2. +lA vasıta hâli eki az sayıda örnekte görülür. Yörede karakteristik olarak kullanılan vasıta hâli eki, “ile” edatının ile+n biçiminde genişlemesi ve kök ses i’nin düşmesinden sonra kalıplaşan +lAn ekidir.

3. Duyulan geçmiş zaman 1. çokluk şahıs çekiminde zamir kökenli şahıs eki yerine iyelik kökenli şahıs eki kullanılır: dėmişik (5/56), uyumuşuḳ (7/179), kaçmişıḫ (11/26).

4. Hem göçmen ağzında hem yerli ağzında asli şimdiki zaman eki –ėr’dir. 5. Aslî şimdiki zaman ekinin –ėr ve -yėr(e) olduğu Kovancılar göçmen ağzında şimdiki zaman eki tam olarak bir standarta kavuşmamıştır. -yėr(e) ekindeki r sesinin düşmesi sonucu -yė şekli, –ėr ekindeki r sesinin düşmesi ve y sesinin türemesi sonucu -

ėy /-iy ve daha sonra y sesinin veya ė sesinin de düşmesiyle > -ė/ -y şekilleri oluşmuştur. Tüm bu şekiller aynı anda kullanılmaktadır.
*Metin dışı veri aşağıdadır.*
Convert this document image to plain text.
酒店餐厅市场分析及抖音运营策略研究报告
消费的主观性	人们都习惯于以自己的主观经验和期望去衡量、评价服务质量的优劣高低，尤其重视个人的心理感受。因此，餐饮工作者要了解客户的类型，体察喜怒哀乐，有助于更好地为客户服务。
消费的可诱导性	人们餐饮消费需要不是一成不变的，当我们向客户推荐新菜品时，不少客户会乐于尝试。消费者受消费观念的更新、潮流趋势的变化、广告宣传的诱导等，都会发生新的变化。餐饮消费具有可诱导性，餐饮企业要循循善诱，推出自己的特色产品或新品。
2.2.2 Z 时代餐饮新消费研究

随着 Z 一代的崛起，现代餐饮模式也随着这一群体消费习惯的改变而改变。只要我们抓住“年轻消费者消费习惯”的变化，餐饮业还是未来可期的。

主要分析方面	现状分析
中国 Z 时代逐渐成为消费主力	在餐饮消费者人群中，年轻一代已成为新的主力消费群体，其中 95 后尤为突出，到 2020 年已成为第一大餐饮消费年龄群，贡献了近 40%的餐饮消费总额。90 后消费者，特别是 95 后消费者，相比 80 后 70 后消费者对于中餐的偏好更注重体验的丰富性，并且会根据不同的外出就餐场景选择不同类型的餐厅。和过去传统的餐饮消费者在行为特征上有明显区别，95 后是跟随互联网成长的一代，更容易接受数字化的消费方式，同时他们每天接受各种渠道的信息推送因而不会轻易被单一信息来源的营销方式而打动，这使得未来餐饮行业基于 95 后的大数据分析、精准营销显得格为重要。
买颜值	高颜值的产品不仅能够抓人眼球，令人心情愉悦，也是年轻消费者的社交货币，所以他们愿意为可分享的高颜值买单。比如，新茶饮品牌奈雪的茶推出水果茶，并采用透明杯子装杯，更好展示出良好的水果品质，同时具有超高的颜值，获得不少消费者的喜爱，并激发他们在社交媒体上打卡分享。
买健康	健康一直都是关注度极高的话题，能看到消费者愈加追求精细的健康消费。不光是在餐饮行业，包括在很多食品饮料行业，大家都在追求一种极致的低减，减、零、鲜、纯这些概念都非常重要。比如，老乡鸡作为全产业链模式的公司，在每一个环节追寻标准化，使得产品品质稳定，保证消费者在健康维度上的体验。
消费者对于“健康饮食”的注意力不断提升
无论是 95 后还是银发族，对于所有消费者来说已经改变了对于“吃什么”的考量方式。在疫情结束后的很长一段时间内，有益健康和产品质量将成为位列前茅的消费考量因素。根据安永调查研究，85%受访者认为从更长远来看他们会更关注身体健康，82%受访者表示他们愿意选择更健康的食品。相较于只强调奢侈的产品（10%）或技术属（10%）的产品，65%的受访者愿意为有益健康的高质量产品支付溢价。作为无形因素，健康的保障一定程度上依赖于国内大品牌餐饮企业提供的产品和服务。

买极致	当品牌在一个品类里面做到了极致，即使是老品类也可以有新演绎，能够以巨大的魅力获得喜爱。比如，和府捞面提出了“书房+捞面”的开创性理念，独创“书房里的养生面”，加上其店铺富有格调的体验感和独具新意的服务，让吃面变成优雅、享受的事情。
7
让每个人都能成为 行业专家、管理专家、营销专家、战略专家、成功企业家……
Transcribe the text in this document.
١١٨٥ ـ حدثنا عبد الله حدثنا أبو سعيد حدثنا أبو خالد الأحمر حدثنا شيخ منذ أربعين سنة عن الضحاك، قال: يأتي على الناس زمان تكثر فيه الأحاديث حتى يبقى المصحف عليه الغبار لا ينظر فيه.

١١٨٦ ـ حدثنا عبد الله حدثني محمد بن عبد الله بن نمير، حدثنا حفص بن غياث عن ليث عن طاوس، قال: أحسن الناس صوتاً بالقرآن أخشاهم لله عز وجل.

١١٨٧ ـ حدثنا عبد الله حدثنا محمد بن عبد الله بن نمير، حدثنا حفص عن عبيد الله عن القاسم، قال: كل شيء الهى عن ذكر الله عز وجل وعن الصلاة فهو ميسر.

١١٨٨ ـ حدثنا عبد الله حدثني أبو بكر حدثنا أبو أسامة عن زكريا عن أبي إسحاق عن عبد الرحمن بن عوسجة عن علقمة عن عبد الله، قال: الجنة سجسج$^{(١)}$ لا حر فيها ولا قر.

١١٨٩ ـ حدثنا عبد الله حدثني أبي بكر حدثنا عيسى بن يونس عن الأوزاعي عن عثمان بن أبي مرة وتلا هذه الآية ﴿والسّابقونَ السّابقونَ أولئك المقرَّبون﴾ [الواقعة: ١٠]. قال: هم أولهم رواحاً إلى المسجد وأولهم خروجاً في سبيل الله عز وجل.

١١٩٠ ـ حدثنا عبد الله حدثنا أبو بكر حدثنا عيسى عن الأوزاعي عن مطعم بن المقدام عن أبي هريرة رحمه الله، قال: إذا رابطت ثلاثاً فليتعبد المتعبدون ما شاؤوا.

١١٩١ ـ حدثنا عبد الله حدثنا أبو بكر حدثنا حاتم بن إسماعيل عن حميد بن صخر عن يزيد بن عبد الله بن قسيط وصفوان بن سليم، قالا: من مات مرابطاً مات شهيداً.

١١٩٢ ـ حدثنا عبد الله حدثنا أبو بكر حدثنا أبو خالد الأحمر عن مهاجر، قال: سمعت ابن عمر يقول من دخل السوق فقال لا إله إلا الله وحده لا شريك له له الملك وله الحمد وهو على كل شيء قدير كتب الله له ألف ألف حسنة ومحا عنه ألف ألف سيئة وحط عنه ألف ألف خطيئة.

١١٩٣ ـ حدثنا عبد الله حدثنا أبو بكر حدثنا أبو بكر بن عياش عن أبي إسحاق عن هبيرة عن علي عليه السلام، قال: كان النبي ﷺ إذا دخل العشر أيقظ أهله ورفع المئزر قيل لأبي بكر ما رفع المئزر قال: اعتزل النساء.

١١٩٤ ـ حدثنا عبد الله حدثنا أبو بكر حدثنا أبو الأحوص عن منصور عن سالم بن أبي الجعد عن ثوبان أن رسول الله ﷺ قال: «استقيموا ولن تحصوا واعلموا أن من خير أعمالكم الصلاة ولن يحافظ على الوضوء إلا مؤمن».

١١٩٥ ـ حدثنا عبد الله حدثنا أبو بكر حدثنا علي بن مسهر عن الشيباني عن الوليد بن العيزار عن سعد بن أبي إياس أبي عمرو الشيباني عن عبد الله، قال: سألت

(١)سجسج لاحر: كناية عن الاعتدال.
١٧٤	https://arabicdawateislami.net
6. Göçmen ağzında gelecek zaman eki –AcAk ekinin yanında –IcAk/-IcA/-cA/- çA ekleri de görülür: gitçez (1/56), yicez (3/31), temizlicen (7/166), görükmücem (7/74), ḳoşıcan (7/90), getiriceksin (7/141).

7. Göçmen ağzında “bura” ve “ora” işaret zamirlerinde yükleme hȃl ekinden önce iyelik eki almış örnekler de bulunur: ne yapalım burasını (1/13), ovayı düz görmüşler, burasını (1/66), orasının (1/52).

8. Yerli ağzında soru eki mi olarak tek şekilli kullanılır. Soru cümlesi yapılırken soru eki çok az kullanılmaktadır. Soru cümlesi ya vurgu ile yapılmakta ya da soru eki ve vurgunun olmadığı bu cümlelerde anlamdan soru cümlesi olduğu anlaşılmaktadır.

Kuzeydoğu Bulgaristan Ağzı

Rumeli Ağızları üzerinde çalışan önemli Türkologlardan biri Tadeusz Kowalski’dir. T. Kowalski, Kovancılar köyünün bulunduğu Eskicuma şehrini de içine alan Kuzey-doğu Bulgaristan Türk ağızları üzerinde önemli çalışmalar yapmıştır. T. Kowalski Deli Orman Bölgesi (Razgrad, Eski Cuma, Şumnu) ağzının özelliklerini bildirisinde142 17 madde ile sıralamıştır.

T. Kowalski’nin Kuzey-doğu Bulgaristan Türk ağızlarında tespit ettiği özellikler:

1. v ünsüzünün yanında çift dudak w’sinin de kullanılması. Hatta bazen aynı şahısların v telaffuzunun yanında w telaffuzunu da kullanması.

2. ey ikiz ünlüsünün ē’ye değil de į’ye geçmesi: bįt, < beyit, sįret- < seyret-, dįl < değil vb.

3. Ünsüz önünde bulunan r ünsüzünün genellikle düşmesi: akadaş < arkadaş, safoş < sarhoş, gödüm < gördüm.

4. ğ ünsüzünün hece büzüşmesi meydana getirerek düşmesi: dǖn < düğün, sırā < sırığa yaptı < yaptığı ekmē < ekmeği vb.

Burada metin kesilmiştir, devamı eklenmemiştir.